A trapezoid is defined as a quadrilateral having exactly one pair of parallel sides, with the other pair of opposite sides non-parallel. However, the trapezoid can be defined inclusively as any quadrilateral with at least one pair of parallel sides. The latter definition is hierarchical, allowing the parallelogram, rhombus, and square to be included as its special case. In the case of an isosceles trapezoid, it is an acute trapezoid wherein two adjacent angles are acute on its longer base. Both rectangles and squares are usually considered to be special cases of isosceles trapezoids, whereas parallelograms are not. Another special case is a trilateral trapezoid or a trisosceles trapezoid, where two legs and one base have equal lengths; it can be considered as the dissection of a regular pentagon.
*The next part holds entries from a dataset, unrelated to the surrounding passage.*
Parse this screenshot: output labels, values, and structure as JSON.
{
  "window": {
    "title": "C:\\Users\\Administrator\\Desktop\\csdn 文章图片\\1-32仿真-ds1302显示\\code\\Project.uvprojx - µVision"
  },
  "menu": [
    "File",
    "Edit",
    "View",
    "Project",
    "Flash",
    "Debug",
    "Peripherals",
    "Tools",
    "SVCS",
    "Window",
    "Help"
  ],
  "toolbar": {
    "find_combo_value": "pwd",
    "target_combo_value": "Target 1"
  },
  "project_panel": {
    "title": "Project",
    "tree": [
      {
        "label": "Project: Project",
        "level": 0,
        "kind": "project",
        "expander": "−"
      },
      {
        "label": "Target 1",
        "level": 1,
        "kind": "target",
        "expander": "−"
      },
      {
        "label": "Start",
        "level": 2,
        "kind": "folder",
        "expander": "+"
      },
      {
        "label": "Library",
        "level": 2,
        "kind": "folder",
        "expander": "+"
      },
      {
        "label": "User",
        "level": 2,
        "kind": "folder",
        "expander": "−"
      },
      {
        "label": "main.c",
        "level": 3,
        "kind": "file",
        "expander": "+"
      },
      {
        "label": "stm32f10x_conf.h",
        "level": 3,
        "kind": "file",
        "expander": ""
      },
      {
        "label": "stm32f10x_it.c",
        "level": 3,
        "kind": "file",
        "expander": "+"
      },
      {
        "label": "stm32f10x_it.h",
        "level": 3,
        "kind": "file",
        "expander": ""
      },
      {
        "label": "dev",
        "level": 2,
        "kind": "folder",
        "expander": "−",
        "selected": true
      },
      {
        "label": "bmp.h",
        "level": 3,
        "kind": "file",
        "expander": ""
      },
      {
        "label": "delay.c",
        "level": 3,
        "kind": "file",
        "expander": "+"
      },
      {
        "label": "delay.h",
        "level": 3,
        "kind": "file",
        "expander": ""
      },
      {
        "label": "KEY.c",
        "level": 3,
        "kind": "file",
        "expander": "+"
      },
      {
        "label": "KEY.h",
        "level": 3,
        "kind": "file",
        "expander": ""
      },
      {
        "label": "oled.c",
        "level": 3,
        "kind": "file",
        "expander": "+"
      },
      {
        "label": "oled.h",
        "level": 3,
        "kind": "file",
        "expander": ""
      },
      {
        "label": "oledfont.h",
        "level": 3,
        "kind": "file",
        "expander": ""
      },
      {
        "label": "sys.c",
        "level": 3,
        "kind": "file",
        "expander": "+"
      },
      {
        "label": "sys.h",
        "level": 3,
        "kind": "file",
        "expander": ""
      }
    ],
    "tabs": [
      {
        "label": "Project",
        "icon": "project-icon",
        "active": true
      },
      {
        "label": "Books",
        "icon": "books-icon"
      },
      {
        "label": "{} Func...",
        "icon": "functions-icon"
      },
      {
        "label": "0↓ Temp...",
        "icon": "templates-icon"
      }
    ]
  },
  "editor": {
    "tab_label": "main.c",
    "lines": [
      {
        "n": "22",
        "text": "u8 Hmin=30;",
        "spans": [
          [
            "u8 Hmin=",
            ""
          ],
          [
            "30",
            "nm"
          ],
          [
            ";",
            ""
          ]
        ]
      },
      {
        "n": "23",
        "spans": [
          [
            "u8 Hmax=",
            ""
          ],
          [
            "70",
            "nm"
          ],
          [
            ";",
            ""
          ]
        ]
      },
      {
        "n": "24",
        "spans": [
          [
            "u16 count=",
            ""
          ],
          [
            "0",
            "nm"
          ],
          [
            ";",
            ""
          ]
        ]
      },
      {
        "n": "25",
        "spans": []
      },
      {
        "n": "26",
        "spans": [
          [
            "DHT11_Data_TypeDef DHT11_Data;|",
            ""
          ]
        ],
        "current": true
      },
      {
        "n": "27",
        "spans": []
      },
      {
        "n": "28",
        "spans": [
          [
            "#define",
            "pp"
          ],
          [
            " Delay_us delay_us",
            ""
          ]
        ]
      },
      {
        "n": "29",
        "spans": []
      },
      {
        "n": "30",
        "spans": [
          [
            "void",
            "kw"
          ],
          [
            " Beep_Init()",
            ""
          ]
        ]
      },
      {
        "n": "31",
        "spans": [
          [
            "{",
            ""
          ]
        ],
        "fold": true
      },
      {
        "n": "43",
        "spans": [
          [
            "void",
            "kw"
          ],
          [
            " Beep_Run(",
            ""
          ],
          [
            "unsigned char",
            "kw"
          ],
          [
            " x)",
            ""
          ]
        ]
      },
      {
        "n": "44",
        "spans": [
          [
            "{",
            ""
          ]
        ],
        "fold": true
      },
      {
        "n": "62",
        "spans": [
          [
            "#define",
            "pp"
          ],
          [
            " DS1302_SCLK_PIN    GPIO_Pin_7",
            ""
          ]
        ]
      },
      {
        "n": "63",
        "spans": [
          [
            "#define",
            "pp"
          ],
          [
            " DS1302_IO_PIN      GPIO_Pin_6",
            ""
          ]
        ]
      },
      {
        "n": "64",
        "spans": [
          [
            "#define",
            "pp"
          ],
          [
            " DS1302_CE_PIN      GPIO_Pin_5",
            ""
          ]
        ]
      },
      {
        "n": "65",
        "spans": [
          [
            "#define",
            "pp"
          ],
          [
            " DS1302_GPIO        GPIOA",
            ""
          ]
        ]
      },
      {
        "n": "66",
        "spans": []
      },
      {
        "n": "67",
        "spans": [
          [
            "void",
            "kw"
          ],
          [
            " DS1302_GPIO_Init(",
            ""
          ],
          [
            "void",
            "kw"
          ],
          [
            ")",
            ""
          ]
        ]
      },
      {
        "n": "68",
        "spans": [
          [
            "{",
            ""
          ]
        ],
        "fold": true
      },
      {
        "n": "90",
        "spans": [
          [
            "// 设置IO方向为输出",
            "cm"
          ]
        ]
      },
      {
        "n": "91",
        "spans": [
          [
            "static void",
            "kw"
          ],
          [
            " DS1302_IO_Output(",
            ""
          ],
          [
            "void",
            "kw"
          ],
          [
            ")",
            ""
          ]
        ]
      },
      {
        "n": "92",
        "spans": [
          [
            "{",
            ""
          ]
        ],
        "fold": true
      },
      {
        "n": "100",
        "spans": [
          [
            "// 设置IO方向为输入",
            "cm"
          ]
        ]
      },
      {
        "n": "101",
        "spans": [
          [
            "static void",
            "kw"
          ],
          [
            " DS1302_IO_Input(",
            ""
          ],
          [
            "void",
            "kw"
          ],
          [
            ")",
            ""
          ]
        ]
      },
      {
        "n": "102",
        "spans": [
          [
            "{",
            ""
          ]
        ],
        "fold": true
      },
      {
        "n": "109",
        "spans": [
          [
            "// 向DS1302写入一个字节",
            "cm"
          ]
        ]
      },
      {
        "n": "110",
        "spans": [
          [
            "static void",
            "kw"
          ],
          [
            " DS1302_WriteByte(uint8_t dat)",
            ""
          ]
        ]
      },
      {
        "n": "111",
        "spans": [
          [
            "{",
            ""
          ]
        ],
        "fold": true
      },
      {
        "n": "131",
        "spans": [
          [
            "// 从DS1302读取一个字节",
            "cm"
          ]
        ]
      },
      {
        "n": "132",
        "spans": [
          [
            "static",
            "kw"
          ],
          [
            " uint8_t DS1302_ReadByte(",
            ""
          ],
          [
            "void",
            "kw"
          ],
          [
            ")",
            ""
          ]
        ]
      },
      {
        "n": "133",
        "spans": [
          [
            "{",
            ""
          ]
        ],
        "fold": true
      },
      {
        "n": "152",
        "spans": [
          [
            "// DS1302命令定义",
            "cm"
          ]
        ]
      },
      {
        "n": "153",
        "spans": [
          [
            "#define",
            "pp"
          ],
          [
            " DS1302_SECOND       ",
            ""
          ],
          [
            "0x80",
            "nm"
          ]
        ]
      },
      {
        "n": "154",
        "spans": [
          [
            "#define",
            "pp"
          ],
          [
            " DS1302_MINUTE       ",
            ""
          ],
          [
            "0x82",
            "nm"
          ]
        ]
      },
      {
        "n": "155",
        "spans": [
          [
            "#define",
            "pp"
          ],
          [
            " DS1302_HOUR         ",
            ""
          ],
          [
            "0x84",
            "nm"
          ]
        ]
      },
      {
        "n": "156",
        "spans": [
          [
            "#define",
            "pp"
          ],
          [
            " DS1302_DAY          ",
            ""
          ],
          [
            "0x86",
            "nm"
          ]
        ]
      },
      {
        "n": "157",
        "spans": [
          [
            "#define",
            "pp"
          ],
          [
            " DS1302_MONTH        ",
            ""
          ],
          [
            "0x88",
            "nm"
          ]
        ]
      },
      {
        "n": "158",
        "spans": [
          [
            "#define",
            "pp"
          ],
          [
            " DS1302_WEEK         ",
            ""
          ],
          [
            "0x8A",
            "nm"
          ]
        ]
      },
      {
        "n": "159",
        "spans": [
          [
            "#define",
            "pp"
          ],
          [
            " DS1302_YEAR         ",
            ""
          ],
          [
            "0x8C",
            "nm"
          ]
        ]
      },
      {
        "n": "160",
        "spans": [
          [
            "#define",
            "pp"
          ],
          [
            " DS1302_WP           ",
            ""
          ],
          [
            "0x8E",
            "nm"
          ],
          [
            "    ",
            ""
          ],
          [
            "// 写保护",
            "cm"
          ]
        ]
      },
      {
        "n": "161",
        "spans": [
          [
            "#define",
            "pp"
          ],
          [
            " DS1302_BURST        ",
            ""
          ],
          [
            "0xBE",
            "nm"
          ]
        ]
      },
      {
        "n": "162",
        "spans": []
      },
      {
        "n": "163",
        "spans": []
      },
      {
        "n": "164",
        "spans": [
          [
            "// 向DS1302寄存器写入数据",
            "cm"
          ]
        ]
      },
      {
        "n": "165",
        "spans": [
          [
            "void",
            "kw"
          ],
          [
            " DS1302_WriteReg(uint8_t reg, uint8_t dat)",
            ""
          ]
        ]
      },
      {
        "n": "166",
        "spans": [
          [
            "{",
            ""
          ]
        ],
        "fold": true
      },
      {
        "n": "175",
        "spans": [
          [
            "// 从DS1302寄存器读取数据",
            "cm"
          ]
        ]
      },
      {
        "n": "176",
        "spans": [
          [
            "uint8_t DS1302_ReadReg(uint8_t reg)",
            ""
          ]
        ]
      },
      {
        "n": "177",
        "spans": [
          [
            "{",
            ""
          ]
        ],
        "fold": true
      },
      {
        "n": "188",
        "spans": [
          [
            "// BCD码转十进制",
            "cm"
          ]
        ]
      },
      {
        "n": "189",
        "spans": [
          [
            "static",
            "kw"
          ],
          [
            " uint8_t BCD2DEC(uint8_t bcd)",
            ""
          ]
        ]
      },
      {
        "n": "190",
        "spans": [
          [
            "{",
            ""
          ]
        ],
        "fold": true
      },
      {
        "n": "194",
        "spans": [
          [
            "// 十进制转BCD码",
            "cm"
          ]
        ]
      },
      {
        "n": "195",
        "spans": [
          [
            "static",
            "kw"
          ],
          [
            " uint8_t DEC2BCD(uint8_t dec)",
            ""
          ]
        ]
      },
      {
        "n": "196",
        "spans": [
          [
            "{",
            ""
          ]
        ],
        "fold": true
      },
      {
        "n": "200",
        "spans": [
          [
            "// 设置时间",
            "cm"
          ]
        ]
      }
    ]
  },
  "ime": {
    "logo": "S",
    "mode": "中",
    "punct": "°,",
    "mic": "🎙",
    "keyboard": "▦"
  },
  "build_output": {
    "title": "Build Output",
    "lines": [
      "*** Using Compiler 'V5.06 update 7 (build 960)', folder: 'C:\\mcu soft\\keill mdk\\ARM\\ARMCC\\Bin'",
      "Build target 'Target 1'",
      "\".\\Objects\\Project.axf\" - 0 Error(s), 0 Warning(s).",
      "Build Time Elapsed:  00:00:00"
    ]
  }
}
Any non-self-crossing quadrilateral with exactly one axis of symmetry must be either an isosceles trapezoid or a kite. However, if crossings are allowed, the set of symmetric quadrilaterals must be expanded to include also the crossed isosceles trapezoids (crossed quadrilaterals in which the crossed sides are of equal length and the other sides are parallel) and antiparallelograms (crossed quadrilaterals in which opposite sides have equal length). Every antiparallelogram has an isosceles trapezoid as its convex hull, and may be formed from the diagonals and non-parallel sides (or either pair of opposite sides in the case of a rectangle) of an isosceles trapezoid.

If a quadrilateral is known to be a trapezoid, it is not sufficient just to check that the legs have the same length in order to know that it is an isosceles trapezoid, since a rhombus is a special case of a trapezoid with legs of equal length, but is not an isosceles trapezoid as it lacks a line of symmetry through the midpoints of opposite sides.

Any one of the following properties distinguishes an isosceles trapezoid from other trapezoids:

In an isosceles trapezoid, the base angles have the same measure pairwise. In the picture below, angles ∠ABC and ∠DCB are obtuse angles of the same measure, while angles ∠BAD and ∠CDA are acute angles, also of the same measure.

Since the lines AD and BC are parallel, angles adjacent to opposite bases are supplementary, that is, angles ∠ABC + ∠BAD = 180°.

The diagonals of an isosceles trapezoid have the same length; that is, every isosceles trapezoid is an equidiagonal quadrilateral. Moreover, the diagonals divide each other in the same proportions. As pictured, the diagonals AC and BD have the same length (AC = BD) and divide each other into segments of the same length (AE = DE and BE = CE).